演歌歌手福田こうへい(45)が17日、都内で、青森県大間町の野崎尚文町長(66)から、町の観光大使を委嘱された。

もともと渓流釣りや海釣りなどが好きだった福田は、大間のマグロ釣り漁師の大ファン。テレビ番組などで、特集を組むと欠かさずに見ていた。

19年5月に青森県でコンサートを開催した際、たまたま“大間町でNO・1のマグロ漁師”と呼ばれる熊谷義宣さんが客席にいるのを福田が見つけて交流がスタートした。

熊谷さんは作詞が趣味で、船上で書きためていた詞があり、それを昨年2月に福田に送付。「1週間もたたないでできた」(福田)という曲が今年1月1日に発売した「一番マグロの謳(うた)」だった。

オリコン週間ランキングの演歌歌謡曲部門で初登場1位を獲得し、これまでに5万枚のCDを売り上げるヒットになっている。

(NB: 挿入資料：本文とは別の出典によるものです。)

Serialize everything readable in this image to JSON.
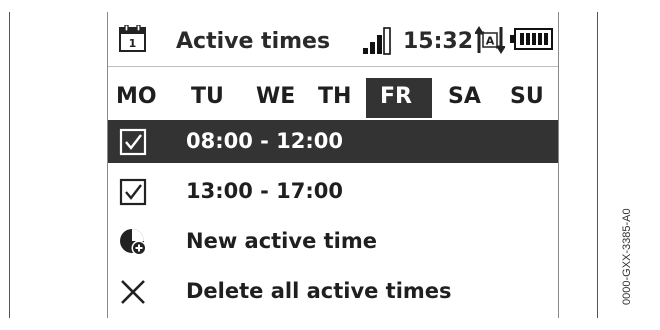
{
  "header": {
    "title": "Active times",
    "time": "15:32",
    "calendar_icon_day": "1",
    "auto_icon_letter": "A"
  },
  "days": [
    {
      "label": "MO",
      "selected": false
    },
    {
      "label": "TU",
      "selected": false
    },
    {
      "label": "WE",
      "selected": false
    },
    {
      "label": "TH",
      "selected": false
    },
    {
      "label": "FR",
      "selected": true
    },
    {
      "label": "SA",
      "selected": false
    },
    {
      "label": "SU",
      "selected": false
    }
  ],
  "rows": [
    {
      "label": "08:00 - 12:00",
      "icon": "checkbox-checked-icon",
      "selected": true
    },
    {
      "label": "13:00 - 17:00",
      "icon": "checkbox-checked-icon",
      "selected": false
    },
    {
      "label": "New active time",
      "icon": "clock-add-icon",
      "selected": false
    },
    {
      "label": "Delete all active times",
      "icon": "close-icon",
      "selected": false
    }
  ],
  "side_code": "0000-GXX-3385-A0",
  "colors": {
    "highlight": "#333333",
    "text": "#1f1f1f"
  }
}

「『マグロに選んでもらう』という言葉をよく漁師さんは言う。それほど、漁師さんにとってはマグロが捕れるという保証はない。そこに魅せられた。私もお客さまに選んでいただいて歌手でいられる」と共感を明かした。最も好きな歌詞は「鬼となり」。「釣れば天国 釣らぬは地獄」と言われるマグロ漁にかける生きざまが好きだと話した。

福田はこれまでに大間町のマグロ漁船に2回乗った。20年の1回目は1匹も釣れず、昨年はしけで出航できなかった。野崎町長は「自分も漁師の生まれだから分かる。漁師というのは、普通は邪魔になるから漁師以外は乗せない。福田さんは、それだけ漁師たちの信頼をすごく得ている」と感銘。今回の観光大使も「漁師から声が上がってお願いをしたんです」と説明した。

最後に福田は、新曲への思いについて「この歌を多くの人に届けたい。青森のじょっぱり(津軽弁で「頑固者」の意)に負けないように、私もじょっぱっていきたい」と気合を入れた。